The ability to restrict analysis to a specific period of time, using the -d TT/MM/YYYY-TT/MM/YYYY option, is another useful feature. Time has always been an issue with Squid, which stores time in seconds past the eon with a resolution of one thousandth of a second in its access.log file. Although you can stop Squid from doing this by telling the tool to use the legacy common logfile format, you do lose some information in the process. Sarg is a big help here.

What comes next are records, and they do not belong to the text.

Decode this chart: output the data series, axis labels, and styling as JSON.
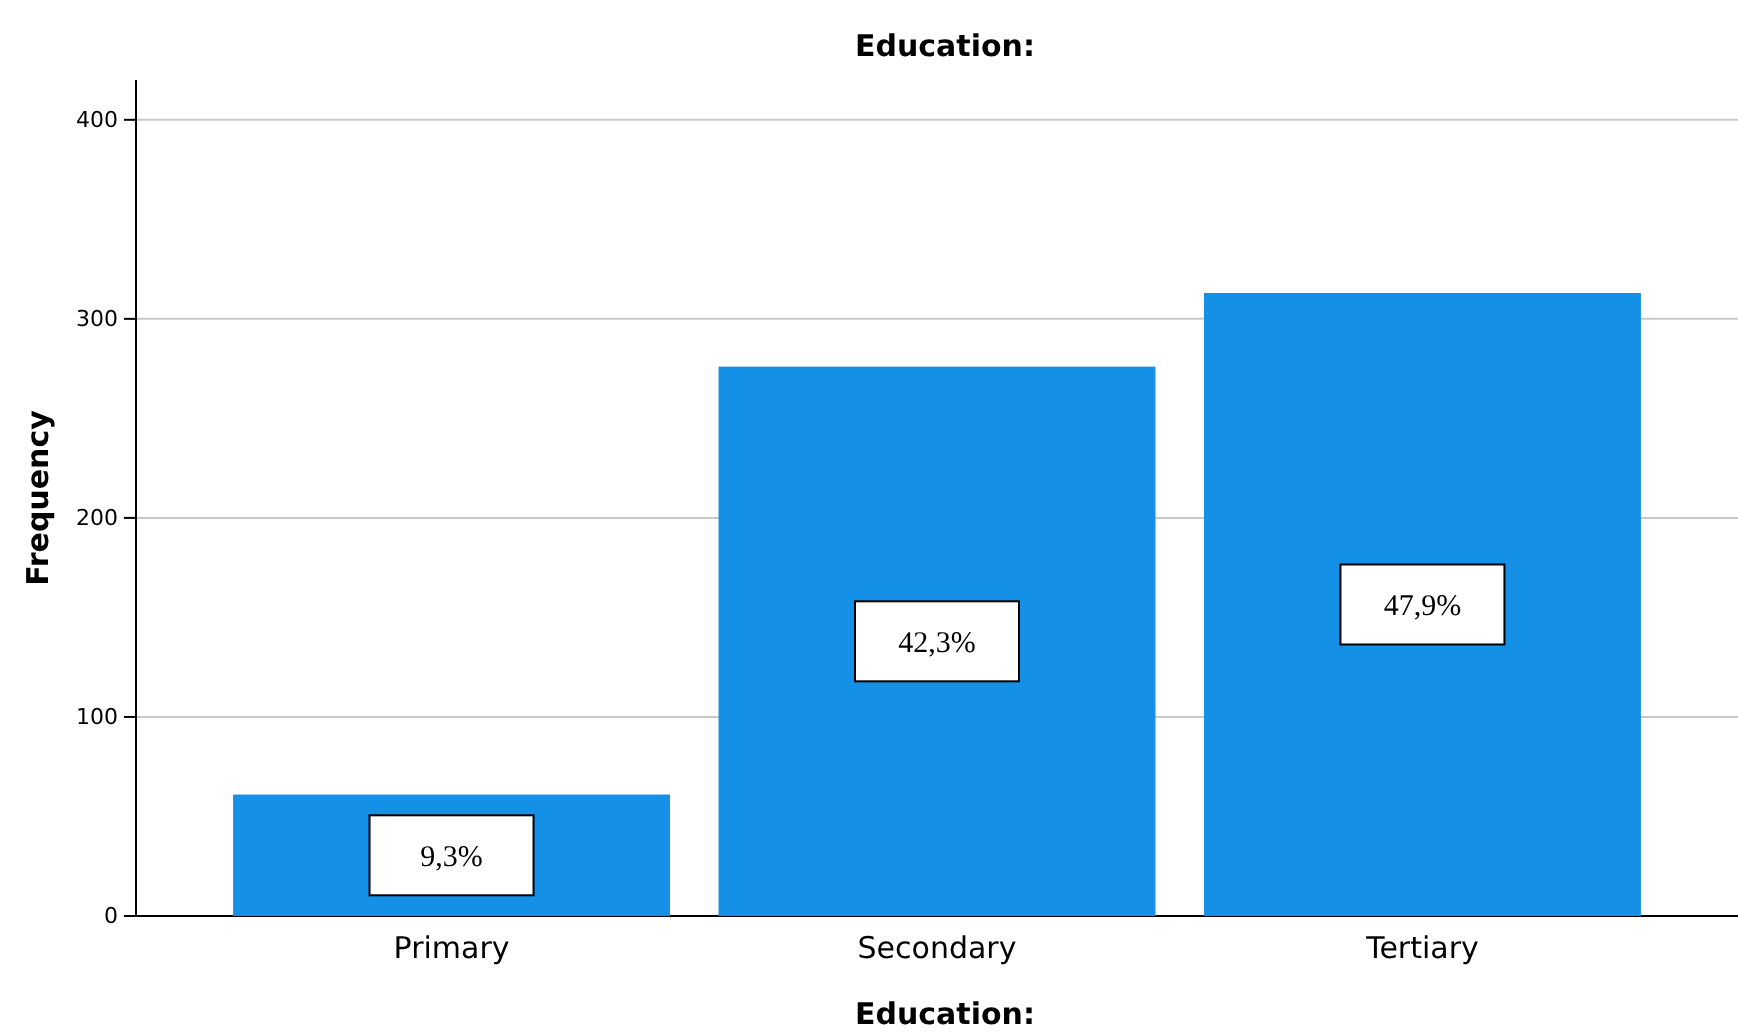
{
  "chart_data": {
    "type": "bar",
    "title": "Education:",
    "xlabel": "Education:",
    "ylabel": "Frequency",
    "categories": [
      "Primary",
      "Secondary",
      "Tertiary"
    ],
    "values": [
      61,
      276,
      313
    ],
    "color": "#1491e6",
    "annotations": [
      "9,3%",
      "42,3%",
      "47,9%"
    ],
    "ylim": [
      0,
      420
    ],
    "yticks": [
      0,
      100,
      200,
      300,
      400
    ],
    "grid": "y"
  }
}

Entering

sarg -convert /var/log/squid/access.log

will output the logfile on STDOUT - and it gives you a readable date format. .

A value such as 1126705707.537 is thus converted to 09/14/2005 15:48:27. And losing the thousandths doesn't faze me in the least.

Thanks for the app, Pedro, I haven't had this much fun in ages, but you should rethink the acronym for the benefit of all those German Linux hackers.

INFO
[1] Sarg: http://sarg.sourceforge.net/sarg.php
[2] Charly Künast, "The Sysadmin's Daily Grind: Calamaris," Linux Magazine 12/03, p. 60.
THE AUTHOR

Charly Kühnast is a Unix System Manager at the data-center in Moers, near Germany's famous River Rhine. His tasks include ensuring firewall security and availability and taking care of the DMZ (demilitarized zone).